Cette fête s’inscrit dans une longue tradition du mouvement ouvrier, dont l’objectif est de favoriser les sociabilités et la fraternité, pour agréger les nouveaux syndiqués ou les habitants du quartier en un groupe soudé par des idéaux communs. À ce titre, ces soirées sont, comme les fêtes champêtres, les compétitions sportives, les sorties culturelles ou les coopératives, de puissants vecteurs de diffusion d’une culture politique de masse.
Cette fête, qui compte une tombola et un concours de bonnets de Catherinettes (25 novembre oblige), est animée par une belle brochette d’artistes de théâtre et de radio : La Régia, une chanteuse de music-hall que l’on entend sur les ondes radio depuis 1934 ; Ederlys, un caricaturiste ; Odette Perrin, une chanteuse du folklore ; Bérias, un chansonnier en vogue ; Betty Gromer, une danseuse acrobatique ; Max Rogé, un chanteur de variétés aux multiples 78 tours ; Ramon, un chanteur du cirque Médrano et enfin Janine Fourier, pianiste.
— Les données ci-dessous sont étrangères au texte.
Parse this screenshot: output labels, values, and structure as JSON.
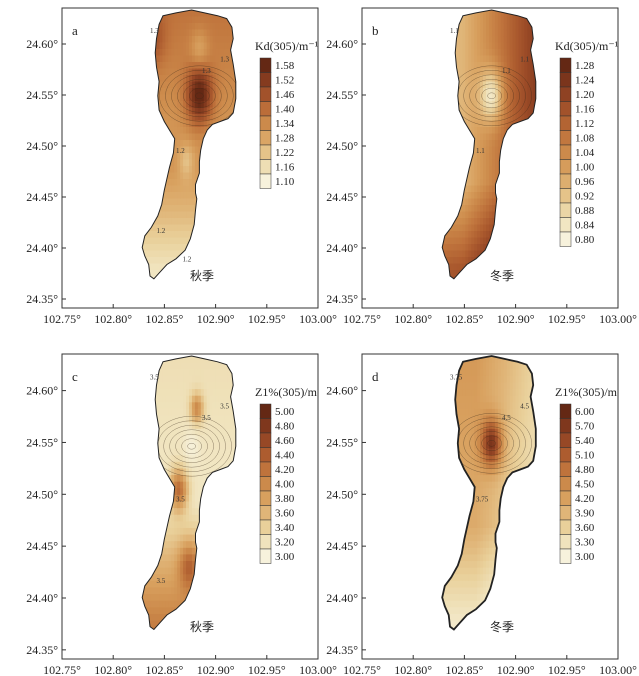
{
  "axes": {
    "x_ticks": [
      "102.75°",
      "102.80°",
      "102.85°",
      "102.90°",
      "102.95°",
      "103.00°"
    ],
    "y_ticks": [
      "24.60°",
      "24.55°",
      "24.50°",
      "24.45°",
      "24.40°",
      "24.35°"
    ]
  },
  "panels": [
    {
      "label": "a",
      "colorbar_title": "Kd(305)/m⁻¹",
      "colorbar_ticks": [
        "1.58",
        "1.52",
        "1.46",
        "1.40",
        "1.34",
        "1.28",
        "1.22",
        "1.16",
        "1.10"
      ],
      "season": "秋季",
      "contour_labels": [
        "1.3",
        "1.3",
        "1.3",
        "1.2",
        "1.2",
        "1.2"
      ],
      "pattern": "a"
    },
    {
      "label": "b",
      "colorbar_title": "Kd(305)/m⁻¹",
      "colorbar_ticks": [
        "1.28",
        "1.24",
        "1.20",
        "1.16",
        "1.12",
        "1.08",
        "1.04",
        "1.00",
        "0.96",
        "0.92",
        "0.88",
        "0.84",
        "0.80"
      ],
      "season": "冬季",
      "contour_labels": [
        "1.1",
        "1.1",
        "1.1",
        "1.1"
      ],
      "pattern": "b"
    },
    {
      "label": "c",
      "colorbar_title": "Z1%(305)/m",
      "colorbar_ticks": [
        "5.00",
        "4.80",
        "4.60",
        "4.40",
        "4.20",
        "4.00",
        "3.80",
        "3.60",
        "3.40",
        "3.20",
        "3.00"
      ],
      "season": "秋季",
      "contour_labels": [
        "3.5",
        "3.5",
        "3.5",
        "3.5",
        "3.5"
      ],
      "pattern": "c"
    },
    {
      "label": "d",
      "colorbar_title": "Z1%(305)/m",
      "colorbar_ticks": [
        "6.00",
        "5.70",
        "5.40",
        "5.10",
        "4.80",
        "4.50",
        "4.20",
        "3.90",
        "3.60",
        "3.30",
        "3.00"
      ],
      "season": "冬季",
      "contour_labels": [
        "3.75",
        "4.5",
        "4.5",
        "3.75"
      ],
      "pattern": "d"
    }
  ],
  "colors": {
    "ramp": [
      "#f7f2dc",
      "#f0e3bd",
      "#e9d09a",
      "#e0b578",
      "#d8a05e",
      "#cc8a4b",
      "#bf733c",
      "#ad5c2f",
      "#974826",
      "#7f371d",
      "#642814"
    ]
  }
}
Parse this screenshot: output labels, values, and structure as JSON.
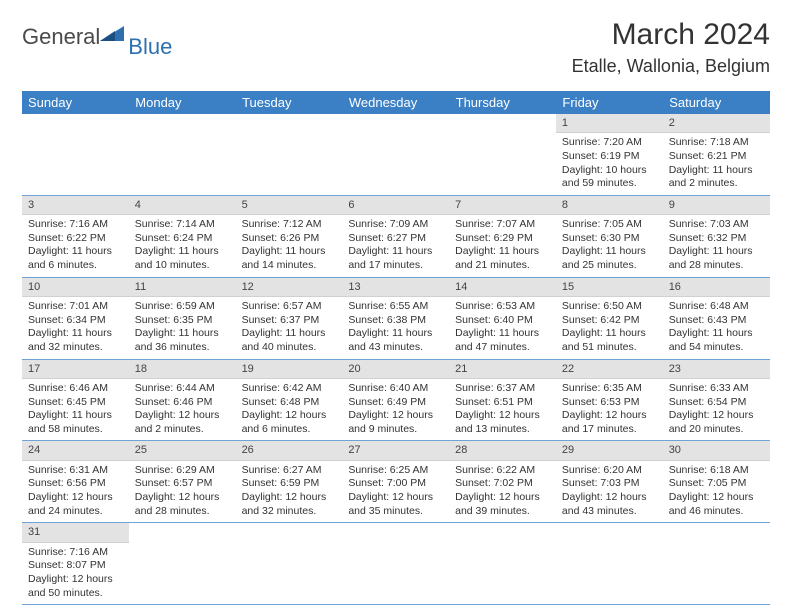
{
  "logo": {
    "general": "General",
    "blue": "Blue"
  },
  "title": "March 2024",
  "location": "Etalle, Wallonia, Belgium",
  "colors": {
    "header_bg": "#3b7fc4",
    "header_fg": "#ffffff",
    "daynum_bg": "#e3e3e3",
    "row_border": "#6fa3d6",
    "logo_gray": "#4a4a4a",
    "logo_blue": "#2e6fb0",
    "text": "#333333"
  },
  "weekdays": [
    "Sunday",
    "Monday",
    "Tuesday",
    "Wednesday",
    "Thursday",
    "Friday",
    "Saturday"
  ],
  "weeks": [
    [
      null,
      null,
      null,
      null,
      null,
      {
        "n": "1",
        "sr": "Sunrise: 7:20 AM",
        "ss": "Sunset: 6:19 PM",
        "d1": "Daylight: 10 hours",
        "d2": "and 59 minutes."
      },
      {
        "n": "2",
        "sr": "Sunrise: 7:18 AM",
        "ss": "Sunset: 6:21 PM",
        "d1": "Daylight: 11 hours",
        "d2": "and 2 minutes."
      }
    ],
    [
      {
        "n": "3",
        "sr": "Sunrise: 7:16 AM",
        "ss": "Sunset: 6:22 PM",
        "d1": "Daylight: 11 hours",
        "d2": "and 6 minutes."
      },
      {
        "n": "4",
        "sr": "Sunrise: 7:14 AM",
        "ss": "Sunset: 6:24 PM",
        "d1": "Daylight: 11 hours",
        "d2": "and 10 minutes."
      },
      {
        "n": "5",
        "sr": "Sunrise: 7:12 AM",
        "ss": "Sunset: 6:26 PM",
        "d1": "Daylight: 11 hours",
        "d2": "and 14 minutes."
      },
      {
        "n": "6",
        "sr": "Sunrise: 7:09 AM",
        "ss": "Sunset: 6:27 PM",
        "d1": "Daylight: 11 hours",
        "d2": "and 17 minutes."
      },
      {
        "n": "7",
        "sr": "Sunrise: 7:07 AM",
        "ss": "Sunset: 6:29 PM",
        "d1": "Daylight: 11 hours",
        "d2": "and 21 minutes."
      },
      {
        "n": "8",
        "sr": "Sunrise: 7:05 AM",
        "ss": "Sunset: 6:30 PM",
        "d1": "Daylight: 11 hours",
        "d2": "and 25 minutes."
      },
      {
        "n": "9",
        "sr": "Sunrise: 7:03 AM",
        "ss": "Sunset: 6:32 PM",
        "d1": "Daylight: 11 hours",
        "d2": "and 28 minutes."
      }
    ],
    [
      {
        "n": "10",
        "sr": "Sunrise: 7:01 AM",
        "ss": "Sunset: 6:34 PM",
        "d1": "Daylight: 11 hours",
        "d2": "and 32 minutes."
      },
      {
        "n": "11",
        "sr": "Sunrise: 6:59 AM",
        "ss": "Sunset: 6:35 PM",
        "d1": "Daylight: 11 hours",
        "d2": "and 36 minutes."
      },
      {
        "n": "12",
        "sr": "Sunrise: 6:57 AM",
        "ss": "Sunset: 6:37 PM",
        "d1": "Daylight: 11 hours",
        "d2": "and 40 minutes."
      },
      {
        "n": "13",
        "sr": "Sunrise: 6:55 AM",
        "ss": "Sunset: 6:38 PM",
        "d1": "Daylight: 11 hours",
        "d2": "and 43 minutes."
      },
      {
        "n": "14",
        "sr": "Sunrise: 6:53 AM",
        "ss": "Sunset: 6:40 PM",
        "d1": "Daylight: 11 hours",
        "d2": "and 47 minutes."
      },
      {
        "n": "15",
        "sr": "Sunrise: 6:50 AM",
        "ss": "Sunset: 6:42 PM",
        "d1": "Daylight: 11 hours",
        "d2": "and 51 minutes."
      },
      {
        "n": "16",
        "sr": "Sunrise: 6:48 AM",
        "ss": "Sunset: 6:43 PM",
        "d1": "Daylight: 11 hours",
        "d2": "and 54 minutes."
      }
    ],
    [
      {
        "n": "17",
        "sr": "Sunrise: 6:46 AM",
        "ss": "Sunset: 6:45 PM",
        "d1": "Daylight: 11 hours",
        "d2": "and 58 minutes."
      },
      {
        "n": "18",
        "sr": "Sunrise: 6:44 AM",
        "ss": "Sunset: 6:46 PM",
        "d1": "Daylight: 12 hours",
        "d2": "and 2 minutes."
      },
      {
        "n": "19",
        "sr": "Sunrise: 6:42 AM",
        "ss": "Sunset: 6:48 PM",
        "d1": "Daylight: 12 hours",
        "d2": "and 6 minutes."
      },
      {
        "n": "20",
        "sr": "Sunrise: 6:40 AM",
        "ss": "Sunset: 6:49 PM",
        "d1": "Daylight: 12 hours",
        "d2": "and 9 minutes."
      },
      {
        "n": "21",
        "sr": "Sunrise: 6:37 AM",
        "ss": "Sunset: 6:51 PM",
        "d1": "Daylight: 12 hours",
        "d2": "and 13 minutes."
      },
      {
        "n": "22",
        "sr": "Sunrise: 6:35 AM",
        "ss": "Sunset: 6:53 PM",
        "d1": "Daylight: 12 hours",
        "d2": "and 17 minutes."
      },
      {
        "n": "23",
        "sr": "Sunrise: 6:33 AM",
        "ss": "Sunset: 6:54 PM",
        "d1": "Daylight: 12 hours",
        "d2": "and 20 minutes."
      }
    ],
    [
      {
        "n": "24",
        "sr": "Sunrise: 6:31 AM",
        "ss": "Sunset: 6:56 PM",
        "d1": "Daylight: 12 hours",
        "d2": "and 24 minutes."
      },
      {
        "n": "25",
        "sr": "Sunrise: 6:29 AM",
        "ss": "Sunset: 6:57 PM",
        "d1": "Daylight: 12 hours",
        "d2": "and 28 minutes."
      },
      {
        "n": "26",
        "sr": "Sunrise: 6:27 AM",
        "ss": "Sunset: 6:59 PM",
        "d1": "Daylight: 12 hours",
        "d2": "and 32 minutes."
      },
      {
        "n": "27",
        "sr": "Sunrise: 6:25 AM",
        "ss": "Sunset: 7:00 PM",
        "d1": "Daylight: 12 hours",
        "d2": "and 35 minutes."
      },
      {
        "n": "28",
        "sr": "Sunrise: 6:22 AM",
        "ss": "Sunset: 7:02 PM",
        "d1": "Daylight: 12 hours",
        "d2": "and 39 minutes."
      },
      {
        "n": "29",
        "sr": "Sunrise: 6:20 AM",
        "ss": "Sunset: 7:03 PM",
        "d1": "Daylight: 12 hours",
        "d2": "and 43 minutes."
      },
      {
        "n": "30",
        "sr": "Sunrise: 6:18 AM",
        "ss": "Sunset: 7:05 PM",
        "d1": "Daylight: 12 hours",
        "d2": "and 46 minutes."
      }
    ],
    [
      {
        "n": "31",
        "sr": "Sunrise: 7:16 AM",
        "ss": "Sunset: 8:07 PM",
        "d1": "Daylight: 12 hours",
        "d2": "and 50 minutes."
      },
      null,
      null,
      null,
      null,
      null,
      null
    ]
  ]
}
Cette fête s’achèvera tard dans la nuit, après un bal enflammé par le Jazz Red Start.
Pourtant, le contexte est marqué par la violente charge d’Edouard Daladier contre les conquêtes du Front populaire et par la publication, le 12 novembre d’un train de décrets-lois qui entend « remettre la France au travail », en démantelant notamment la loi sur les quarante heures et la semaine de cinq jours. Le congrès confédéral de la CGT, qui s’est tenu du 14 au 17 novembre 1938 à Nantes, a vu s’affronter les différentes tendances qui la compose et a tardé à réagir à cette attaque en appelant à l’organisation d’une grève générale pour le 30 novembre. Celle-ci sera un échec, marquée par une intense répression policière, judiciaire, administrative et patronale.
Comme quoi, guincher et lutter, c’est vivre, tout simplement !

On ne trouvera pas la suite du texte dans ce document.